5. Il résulte de tout ce qui précède, sans qu'il soit besoin de statuer sur les fins de non-recevoir opposées en défense par l'ANDRA, que les conclusions à fin d'annulation présentées par l'association LNE et autres ne peuvent qu'être rejetées.

Sur les conclusions à fin d'injonction et d'astreinte :

6. Le présent jugement, qui rejette les conclusions à fin d'annulation, n'implique aucune mesure d'exécution. Par suite, les conclusions susvisées ne peuvent qu'être rejetées.

Sur les frais d'instance :

7. Les dispositions de l'article L. 761-1 du code de justice administrative font obstacle à ce que soit mise à la charge de l'Etat, qui n'est pas dans la présente instance la partie perdante, la somme que demandent l'association LNE et autres au titre des frais exposés et non compris dans les dépens. Il y a lieu, en revanche, de faire application de ces dispositions et de mettre à la charge de l'association LNE et de l'association Réseau " Sortir du nucléaire " une somme de 750 euros chacune au titre des frais exposés par l'ANDRA et non compris dans les dépens.

D E C I D E :

Article 1er : La requête de l'association LNE et autres est rejetée.

Article 2 : L'association LNE et l'association Réseau " Sortir du nucléaire " verseront une somme de 750 (sept cent cinquante) euros chacune à l'ANDRA en application des dispositions de l'article L. 761-1 du code de justice administrative.
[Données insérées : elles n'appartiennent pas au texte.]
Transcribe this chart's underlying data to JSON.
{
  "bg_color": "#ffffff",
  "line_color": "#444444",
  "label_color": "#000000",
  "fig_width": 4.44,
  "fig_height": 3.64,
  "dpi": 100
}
Article 3 : Le surplus des conclusions présentées par l'ANDRA au titre de l'article L. 761-1 du code de justice administrative est rejeté.

Article 4 : Le présent jugement sera notifié à l'association Lorraine Nature Environnement, à l'association Réseau " Sortir du nucléaire ", à M. E G, à M. C A, à M. C I B à M. E H, au ministre de l'agriculture et de la souveraineté alimentaire, à l'Agence nationale pour la gestion des déchets radioactifs et à la commune de Mandres-en-Barrois.

Copie en sera adressée, pour information, à la préfète de la Meuse.

Délibéré après l'audience du 22 novembre 2022, à laquelle siégeaient :

M. Coudert, président,

Mme Grandjean, première conseillère,

M. Gottlieb, premier conseiller.

Rendu public par mise à disposition au greffe le 13 décembre 2022.

Le rapporteur,

R. F Le président,

B. Coudert

La greffière,

I. Varlet

La République mande et ordonne au ministre de l'agriculture et de la souveraineté alimentaire en ce qui le concerne ou à tous commissaires de justice à ce requis en ce qui concerne les voies de droit commun contre les parties privées, de pourvoir à l'exécution de la présente décision.